Qu’est-ce qu’un Etat désargenté ? Jusqu’à présent, les Etats développés avaient la capacité de s’endetter facilement. Mais avec la crise que ces derniers traversent, les Etats développés ont fortement creusé leur déficit public, sans pour autant (et c’est la différence avec les pays en développement) entrevoir des perspectives de croissances. « De sorte qu’un Etat qui dépense mille milliards par an est quand même désargenté », explique Anton Brender (Cercle des économistes). Désormais les Etats doivent réduire leur budget, et la première coupe, c’est souvent l’investissement. En Espagne, ce dernier a été divisé par trois. « C’est évidemment un problème si on considère que l’investissement servait à quelque chose », déclare Anton Brender.
L’investissement et la crise. Comment, dès lors, investir en période de pénurie ? Ezra Suleiman (université de Princeton) nous rappelle le conseil de Keynes, pendant la crise de 29, qui suggérait de payer des gens pour creuser des trous et les remplir, plutôt que de les laisser ne rien faire, pour encourager la consommation, et donc la croissance. « Bon. Ce n’est pas sûr », admet Suleiman. Quoiqu’il en soit, la crise économique devient vite un problème politique. L’Etat doit choisir entre la peste (l’austérité) et le choléra (la dette). En France, le choix de l’intervention de l’Etat est moins difficile qu’aux Etats Unis où un vrai fossé idéologique oppose à ce sujet les républicains et les démocrates. En France, il y a une très grande tradition, colbertiste, de l’intervention de l’Etat.
« La France n’est pas les Etats-Unis. » René Ricol (Ricol Lasteyrie) souligne cette évidence avec une pointe de cynisme. Il est ridicule de comparer la France aux Etats-Unis parce que la France est désormais une puissance de second plan. « Mais une vraie puissance, néanmoins ! » rassure-t-il. Et à ce titre, il est nécessaire pour la France d’investir sur ce qui fait nos valeurs : l’éducation, la justice et la santé. Le sens des mots n’est, par exemple, pas anodin. Les citoyens en France sont des « contribuables », ils contribuent aux affaires de l’Etat, aux Etats-Unis ils sont des « imposables », ainsi, le citoyen américain fait tout pour payer le moins possible.

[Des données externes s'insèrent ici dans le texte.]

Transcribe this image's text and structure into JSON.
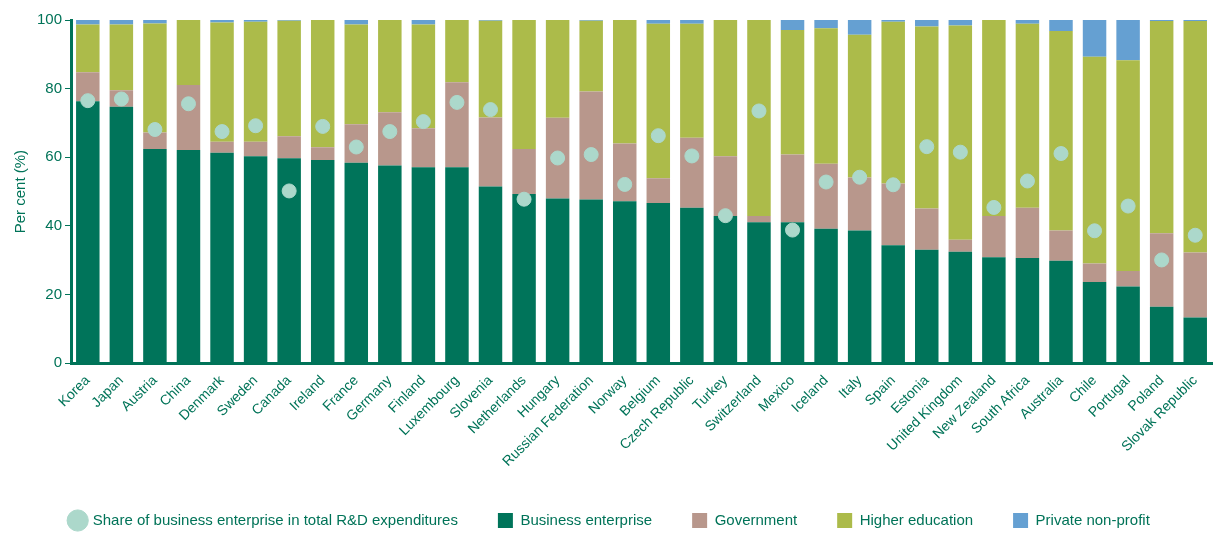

La recette suédoise. Dans les années 90, la Suède est frappée par une grave crise financière et choisit un programme de redressement économique qui préserve le capital social et l’Etat Providence. « Ce défi que nous avons relevé, déclare Gunnar Lund, ambassadeur de la Suède, c’est désormais à la France de le relever ». Quelles mesures ont été prises ? « Les choix ont été très difficiles, rapporte Gunnar Lund. Nous avons sauvegardé les hôpitaux, les écoles, mais nous avons profité de cette crise pour nous débarrasser d’un tas de niches et d’anomalie dans notre système, comme le contrat à vie pour fonctionnaires, et toutes les indexations sur les dépenses publiques. » A la France, désormais, de tirer quelque chose de positif de cette crise.